Currently, local production meets only 5% of the national needs, as Cameroon imports over 90% of its needed pharmaceuticals.
The pharmaceutical products used in the country, estimated at 40% of regular products on the market comes from contraband and illicit supply chains, according to the ECA.
Cameroon’s Minister of Industry, Gabriel Dodo Ndoke used the occasion to pay tribute to ECA’s sub-regional Office for Central Africa for its decisive role in overhauling the country’s Industrial Development Masterplan in which pharmaceutical production is the main anchorage.
He noted that this support contributes to the 2020-2030 National Development Strategy (SND 2030, in French), focused on the structural transformation of the Cameroonian economy “with special attention given to the development of the pharmaceutical sector, among others.”
ECA and Cameroonian experts agree that three main issues are responsible for stunting the growth of the pharmaceutical sector, which structural weakness made the country, like its African counterparts, most vulnerable to the double-jeopardy of the COVID-19 on public health the economy. These are the lack of competitiveness, reputational issues, and limited levels of partnership.
Jean Luc Mastaki, a senior economist who heads the Economic Diversification and Policy Reforms section of ECA’s Central Africa Office, told the press that these challenges can be surmounted by providing access to and reducing the cost of pharmaceutical inputs and building sufficient skills to power the sector; weeding out contraband; and building solid partnerships to attract foreign direct investment, pursue innovative financing mechanisms, review counterproductive policies, and acquire technology.

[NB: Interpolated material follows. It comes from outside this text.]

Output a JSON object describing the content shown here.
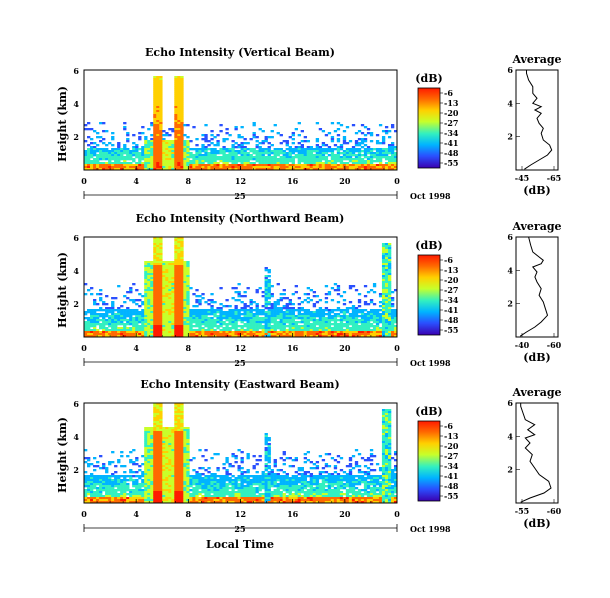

ECA is already brokering a possible partnership between the Government of Cameroon and the Africa Finance Corporation (AFC), which has demonstrated expertise in supporting and co-developing special economic zones and other industrial clusters in Africa.
“Such special economic zones dedicated to the pharmaceutical sector will set in motion an ecosystem for a competitive and sustainable industry.
“In a clustering approach borne out of such an arrangement, the pharmaceutical industry will more easily identify the potential of the local pharmacopeia – upstream, and that of distribution – downstream, reinforcing the links between actors of these stages of the value chain and those involved in the production” .
Antonio Pedro, Director of ECA’s Office for Central Africa.
Meanwhile, the following six major workstreams have been created in the restructuring of Cameroon’s pharmaceutical industry and setting up its inter-professional corps: Improving local pharmaceutical production capacity; Improving access to financing; Providing tax, customs, and other economic incentives; Improving market access, and Strengthening the capacity building of various sector actors and support bodies.
As Cameroon pursues this Short-Term Plan of Action to develop its pharmaceutical products, ECA is encouraging the country to take advantage of its Africa Pharma initiative commissioned in November 2019 to improve Africa’s collective bargain for the timely and cost-effective procurement of medicines from elsewhere, while developing the continent’s capacity to quickly produce its medicines and strengthen its quality standards.
The Initiative seeks to reverse the dependency of Africa on outside medical supplies, in the long run. ECA estimates that the continent spends about US$16billion annually to import about 94% of its pharmaceutical and medicinal needs.